L’annonce de la pluie à venir rend le billet jovial. C’est entendre à nouveau la musicalité du poème de Raymond Queneau, Il pleut. Ce dernier n’a pas son pareil pour triturer, malaxer, bousculer la langue française. Membre actif du cercle de l’OuLiPo, son écriture sous contraintes induira des textes forts, des textes retors, des textes de mentor.

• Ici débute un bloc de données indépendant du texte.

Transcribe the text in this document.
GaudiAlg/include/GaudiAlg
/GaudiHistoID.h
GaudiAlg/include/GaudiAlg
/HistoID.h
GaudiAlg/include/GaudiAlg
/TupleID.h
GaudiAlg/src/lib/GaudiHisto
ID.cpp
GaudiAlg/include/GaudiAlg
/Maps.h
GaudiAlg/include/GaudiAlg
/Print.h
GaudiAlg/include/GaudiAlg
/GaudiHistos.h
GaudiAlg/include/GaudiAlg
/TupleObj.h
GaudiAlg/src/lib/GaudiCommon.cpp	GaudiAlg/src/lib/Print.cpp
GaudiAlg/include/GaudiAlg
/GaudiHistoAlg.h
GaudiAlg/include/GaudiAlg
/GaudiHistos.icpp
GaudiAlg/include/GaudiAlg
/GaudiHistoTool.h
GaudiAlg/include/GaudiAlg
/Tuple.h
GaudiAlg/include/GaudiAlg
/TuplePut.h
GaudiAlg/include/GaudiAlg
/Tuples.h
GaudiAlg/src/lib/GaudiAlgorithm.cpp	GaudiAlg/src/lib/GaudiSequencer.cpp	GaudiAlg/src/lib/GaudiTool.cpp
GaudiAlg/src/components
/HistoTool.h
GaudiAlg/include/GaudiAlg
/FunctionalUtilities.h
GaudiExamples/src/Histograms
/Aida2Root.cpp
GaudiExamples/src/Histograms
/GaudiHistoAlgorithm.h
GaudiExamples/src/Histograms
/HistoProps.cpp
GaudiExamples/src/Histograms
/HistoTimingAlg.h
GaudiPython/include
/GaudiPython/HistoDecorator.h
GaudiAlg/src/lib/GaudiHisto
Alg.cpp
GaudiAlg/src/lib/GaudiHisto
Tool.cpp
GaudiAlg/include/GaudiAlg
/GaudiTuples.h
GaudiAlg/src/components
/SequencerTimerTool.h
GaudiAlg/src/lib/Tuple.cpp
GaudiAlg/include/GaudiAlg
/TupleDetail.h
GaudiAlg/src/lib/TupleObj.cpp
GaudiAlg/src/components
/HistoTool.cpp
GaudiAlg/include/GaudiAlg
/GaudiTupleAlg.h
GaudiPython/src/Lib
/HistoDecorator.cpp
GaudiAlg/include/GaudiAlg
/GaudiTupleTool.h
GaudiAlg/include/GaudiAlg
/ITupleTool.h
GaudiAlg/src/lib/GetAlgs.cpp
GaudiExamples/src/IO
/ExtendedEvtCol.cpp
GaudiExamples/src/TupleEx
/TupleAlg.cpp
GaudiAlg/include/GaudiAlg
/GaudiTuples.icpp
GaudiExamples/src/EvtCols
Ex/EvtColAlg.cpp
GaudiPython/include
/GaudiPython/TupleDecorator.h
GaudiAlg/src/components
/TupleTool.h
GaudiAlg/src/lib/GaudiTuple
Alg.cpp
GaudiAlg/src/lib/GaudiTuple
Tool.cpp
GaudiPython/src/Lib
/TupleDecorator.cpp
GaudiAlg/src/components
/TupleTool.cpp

Lisons-le, relisons-le, dévions la frénésie matérielle gantée par la magie de Noël, laissons place aux mots déferlants !

HSV 

IL PLEUT

Averse averse averse averse averse averse
Pluie ô pluie ô pluie ô ! ô pluie ô pluie ô pluie !
gouttes d’eau gouttes d’eau gouttes d’eau gouttes d’eau
parapluie, ô parapluie ô paraverse ô !
paragouttes d’eau paragouttes d’eau de pluie
capuchons pèlerines et imperméables
que la pluie est humide et que l’eau mouille et mouille !
mouille l’eau mouille l’eau mouille l’eau
mouille l’eau et que c’est agréable agréable agréable
d’avoir les pieds mouillés et les cheveux humides
tout humides d’averse et de pluie et de gouttes
d’eau de pluie et d’averse et sans un paragoutte
pour protéger les pieds et les cheveux mouillés
qui ne vont plus friser qui ne vont plus friser
à cause de l’averse à cause de la pluie
à cause de l’averse et des gouttes de pluie
des gouttes d’eau de pluie et des gouttes d’averse
cheveux désarçonnés cheveux sans parapluie

Raymond QUENEAU, Les Ziaux, in Si tu t’imagines, N.R.F.